As used herein, the term “non-transitory computer-readable media” is intended to be representative of any tangible computer-based device implemented in any method or technology for short-term and long-term storage of information, such as, computer-readable instructions, data structures, program modules and sub-modules, or other data in any device. Therefore, the methods described herein can be encoded as executable instructions embodied in a tangible, non-transitory, computer readable medium, including, without limitation, a storage device and/or a memory device. Such instructions, when executed by a processor, cause the processor to perform at least a portion of the methods described herein. Moreover, as used herein, the term “non-transitory computer-readable media” includes all tangible, computer-readable media, including, without limitation, non-transitory computer storage devices, including, without limitation, volatile and nonvolatile media, and removable and non-removable media such as a firmware, physical and virtual storage, CD-ROMs, DVDs, and any other digital source such as a network or the Internet, as well as yet to be developed digital means, with the sole exception being a transitory, propagating signal.

The patent claims at the end of this document are not intended to be construed under 35 U.S.C. § 112(f) unless traditional means-plus-function language is expressly recited, such as “means for” or “step for” language being expressly recited in the claim(s).

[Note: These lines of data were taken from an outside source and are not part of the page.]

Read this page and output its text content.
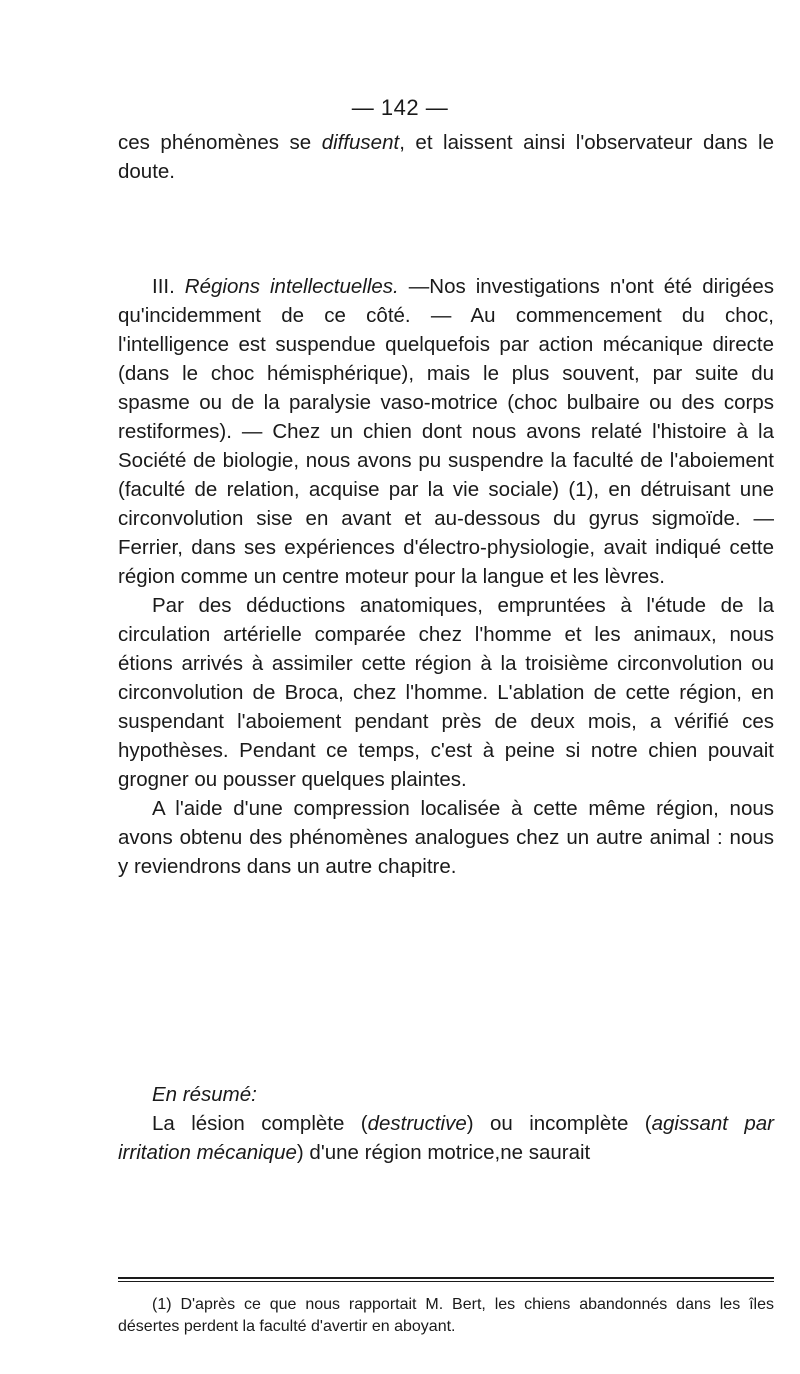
— 142 —

ces phénomènes se diffusent, et laissent ainsi l'observateur dans le doute.

III. Régions intellectuelles. —Nos investigations n'ont été dirigées qu'incidemment de ce côté. — Au commencement du choc, l'intelligence est suspendue quelquefois par action mécanique directe (dans le choc hémisphérique), mais le plus souvent, par suite du spasme ou de la paralysie vaso-motrice (choc bulbaire ou des corps restiformes). — Chez un chien dont nous avons relaté l'histoire à la Société de biologie, nous avons pu suspendre la faculté de l'aboiement (faculté de relation, acquise par la vie sociale) (1), en détruisant une circonvolution sise en avant et au-dessous du gyrus sigmoïde. — Ferrier, dans ses expériences d'électro-physiologie, avait indiqué cette région comme un centre moteur pour la langue et les lèvres.

Par des déductions anatomiques, empruntées à l'étude de la circulation artérielle comparée chez l'homme et les animaux, nous étions arrivés à assimiler cette région à la troisième circonvolution ou circonvolution de Broca, chez l'homme. L'ablation de cette région, en suspendant l'aboiement pendant près de deux mois, a vérifié ces hypothèses. Pendant ce temps, c'est à peine si notre chien pouvait grogner ou pousser quelques plaintes.

A l'aide d'une compression localisée à cette même région, nous avons obtenu des phénomènes analogues chez un autre animal : nous y reviendrons dans un autre chapitre.

En résumé:

La lésion complète (destructive) ou incomplète (agissant par irritation mécanique) d'une région motrice,ne saurait

(1) D'après ce que nous rapportait M. Bert, les chiens abandonnés dans les îles désertes perdent la faculté d'avertir en aboyant.
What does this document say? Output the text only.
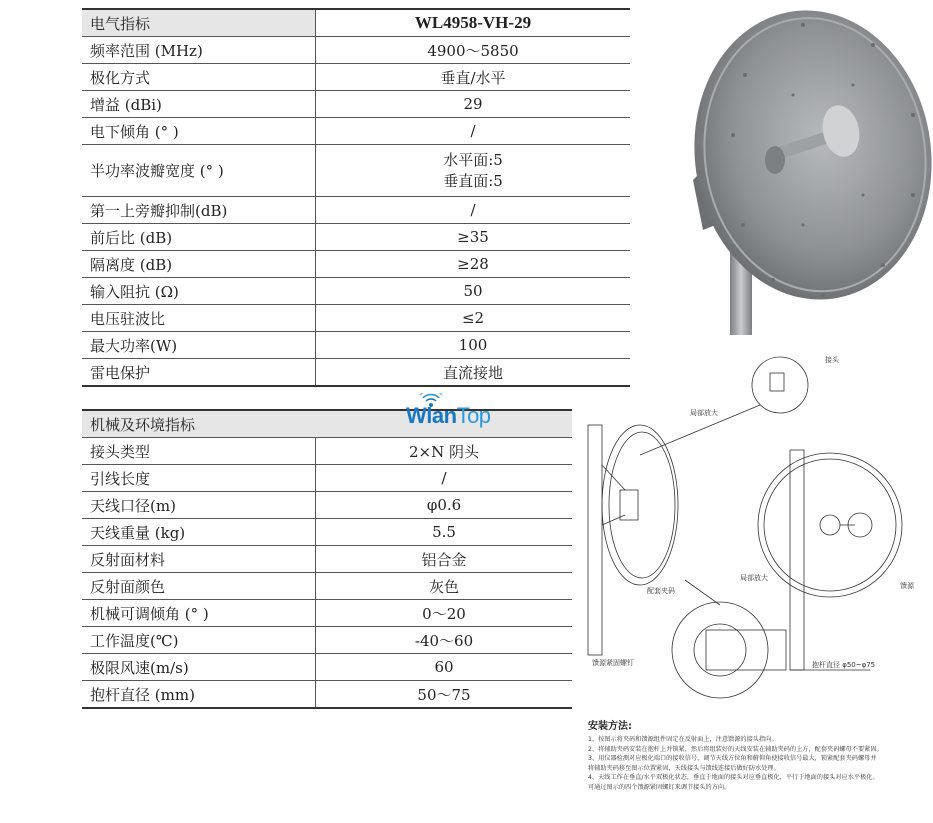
电气指标	WL4958-VH-29
频率范围 (MHz)	4900～5850
极化方式	垂直/水平
增益 (dBi)	29
电下倾角 (° )	/
半功率波瓣宽度 (° )	水平面:5
垂直面:5

第一上旁瓣抑制(dB)	/
前后比 (dB)	≥35
隔离度 (dB)	≥28
输入阻抗 (Ω)	50
电压驻波比	≤2
最大功率(W)	100
雷电保护	直流接地
机械及环境指标	
接头类型	2×N 阴头
引线长度	/
天线口径(m)	φ0.6
天线重量 (kg)	5.5
反射面材料	铝合金
反射面颜色	灰色
机械可调倾角 (° )	0～20
工作温度(℃)	-40～60
极限风速(m/s)	60
抱杆直径 (mm)	50～75
WlanTop
接头
局部放大
局部放大
配套夹码
馈源
馈源紧固螺钉	抱杆直径 φ50~φ75
安装方法:
1、按图示将夹码和馈源组件固定在反射面上，注意馈源的接头指向。
2、将辅助夹码安装在抱杆上并锁紧，然后将组装好的天线安装在辅助夹码的上方，配套夹码螺母不要紧固。
3、用仪器检测对应极化端口的接收信号，调节天线方位角和俯仰角使接收信号最大，锁紧配套夹码螺母并
将辅助夹码移至图示位置紧固，天线接头与馈线连接后做好防水处理。
4、天线工作在垂直/水平双极化状态，垂直于地面的接头对应垂直极化，平行于地面的接头对应水平极化。
可通过图示的四个馈源紧固螺钉来调节接头的方向。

This written description uses examples to disclose the invention, including the best mode, and also to enable any person skilled in the art to practice the invention, including making and using any devices or systems and performing any incorporated methods. The patentable scope of the invention is defined by the claims, and may include other examples that occur to those skilled in the art. Such other examples are intended to be within the scope of the claims if they have structural elements that do not differ from the literal language of the claims, or if they include equivalent structural elements with insubstantial differences from the literal language of the claims.